Veröffentlicht am 25. März 2018 in der Kategorie Aus aller Welt

Über viereinhalb Jahre segeln Captain Ben und Smutje Hannes auf ihrer Neun-Meter-Nussschale MARIANNE um die Welt, um bei jeden Landgang Musik aufzunehmen. Ohne Bart und fast ohne jegliche Segelerfahrung – aber mit online Segelkurs!

An Bord haben die frischgebackenen Toningenieure neben Wäschekörben voller Reis und Bohnen auch ein mobiles Studio untergebracht.
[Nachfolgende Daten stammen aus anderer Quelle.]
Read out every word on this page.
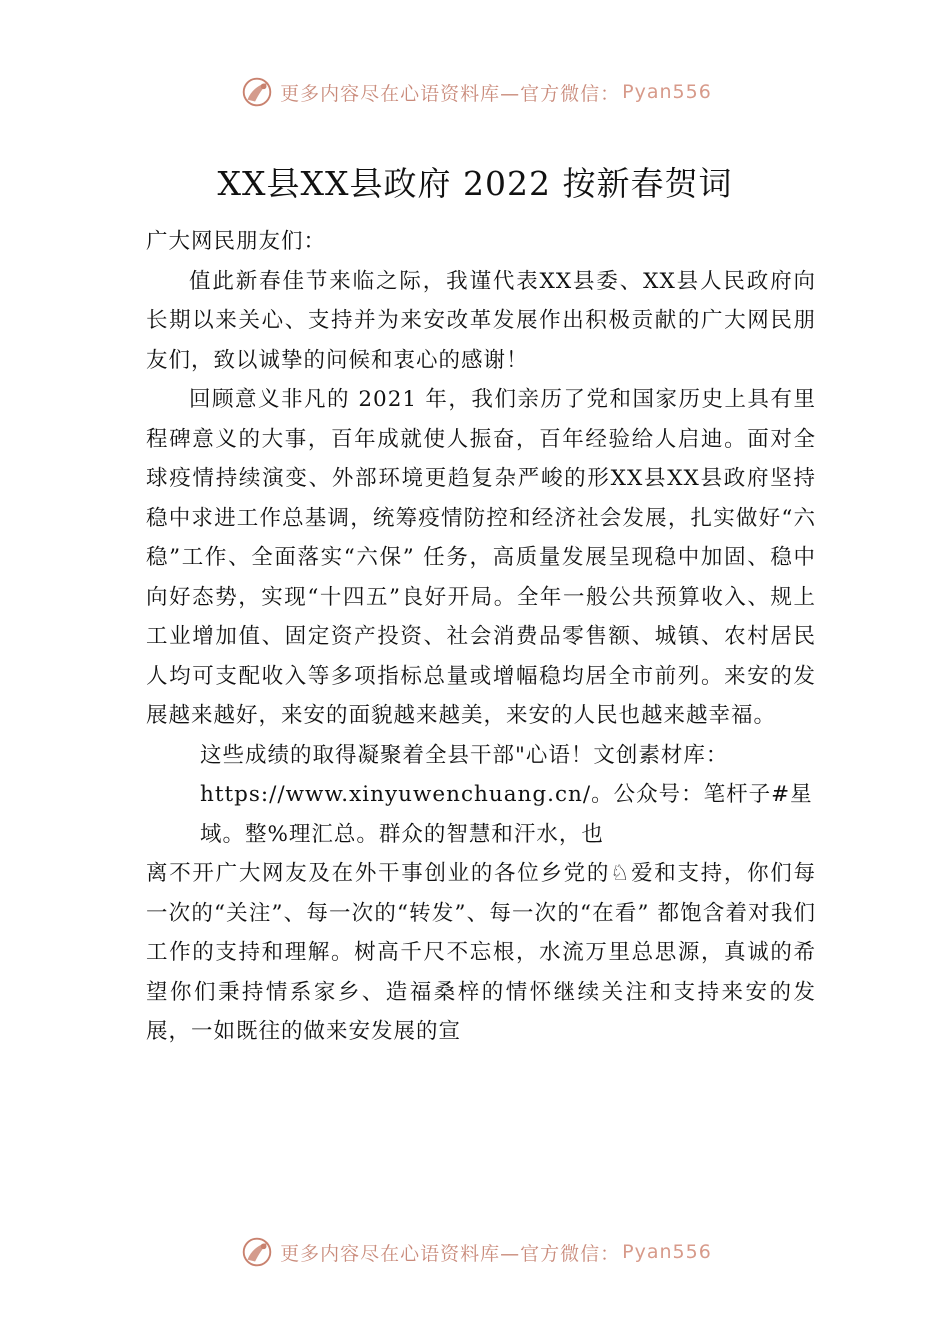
更多内容尽在心语资料库—官方微信： Pyan556
XX县XX县政府 2022 按新春贺词

广大网民朋友们：

值此新春佳节来临之际，我谨代表XX县委、XX县人民政府向长期以来关心、支持并为来安改革发展作出积极贡献的广大网民朋友们，致以诚挚的问候和衷心的感谢！

回顾意义非凡的 2021 年，我们亲历了党和国家历史上具有里程碑意义的大事，百年成就使人振奋，百年经验给人启迪。面对全球疫情持续演变、外部环境更趋复杂严峻的形XX县XX县政府坚持稳中求进工作总基调，统筹疫情防控和经济社会发展，扎实做好“六稳”工作、全面落实“六保” 任务，高质量发展呈现稳中加固、稳中向好态势，实现“十四五”良好开局。全年一般公共预算收入、规上工业增加值、固定资产投资、社会消费品零售额、城镇、农村居民人均可支配收入等多项指标总量或增幅稳均居全市前列。来安的发展越来越好，来安的面貌越来越美，来安的人民也越来越幸福。

这些成绩的取得凝聚着全县干部"心语！文创素材库：https://www.xinyuwenchuang.cn/。公众号：笔杆子#星域。整%理汇总。群众的智慧和汗水，也

离不开广大网友及在外干事创业的各位乡党的♘爱和支持，你们每一次的“关注”、每一次的“转发”、每一次的“在看” 都饱含着对我们工作的支持和理解。树高千尺不忘根，水流万里总思源，真诚的希望你们秉持情系家乡、造福桑梓的情怀继续关注和支持来安的发展，一如既往的做来安发展的宣

更多内容尽在心语资料库—官方微信： Pyan556
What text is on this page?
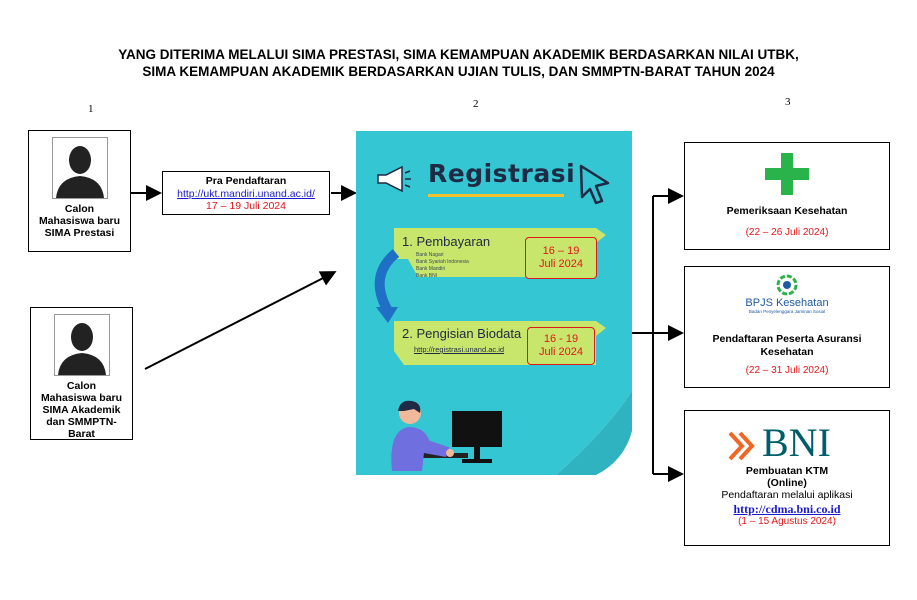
YANG DITERIMA MELALUI SIMA PRESTASI, SIMA KEMAMPUAN AKADEMIK BERDASARKAN NILAI UTBK,
SIMA KEMAMPUAN AKADEMIK BERDASARKAN UJIAN TULIS, DAN SMMPTN-BARAT TAHUN 2024
1	2	3
Calon
Mahasiswa baru
SIMA Prestasi
Calon
Mahasiswa baru
SIMA Akademik
dan SMMPTN-
Barat
Pra Pendaftaran
http://ukt.mandiri.unand.ac.id/
17 – 19 Juli 2024
Registrasi
1. Pembayaran
Bank Nagari
Bank Syariah Indonesia
Bank Mandiri
Bank BNI
16 – 19
Juli 2024
2. Pengisian Biodata
http://registrasi.unand.ac.id
16 - 19
Juli 2024
Pemeriksaan Kesehatan
(22 – 26 Juli 2024)
BPJS Kesehatan
Badan Penyelenggara Jaminan Sosial
Pendaftaran Peserta Asuransi
Kesehatan
(22 – 31 Juli 2024)
BNI
Pembuatan KTM
(Online)
Pendaftaran melalui aplikasi
http://cdma.bni.co.id
(1 – 15 Agustus 2024)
Tagsüber fischen sie, nachts umgibt sie das schwarze Nichts – und manchmal müssen sie ihre mp3-Player voll aufdrehen, um die Gedanken an die haushohen Wellen und die hunderte Meilen entfernte Küste zu übertönen.

Captain Ben und Smutje Hannes erklären euch kurz, worum es bei den Sailing Counductors geht:

Wenn sie anlegen, sitzen sie gemeinsam mit lokalen Musikern in fremden Häfen und nehmen auf, wen sie vor das Mikro bekommen. In ihrem schwimmenden Studio MARIANNE mischen sie dann die Aufnahmen von internationalen Musikern zusammen, die sich nie in ihrem Leben begegnet sind und kreieren so einzigartige Songs.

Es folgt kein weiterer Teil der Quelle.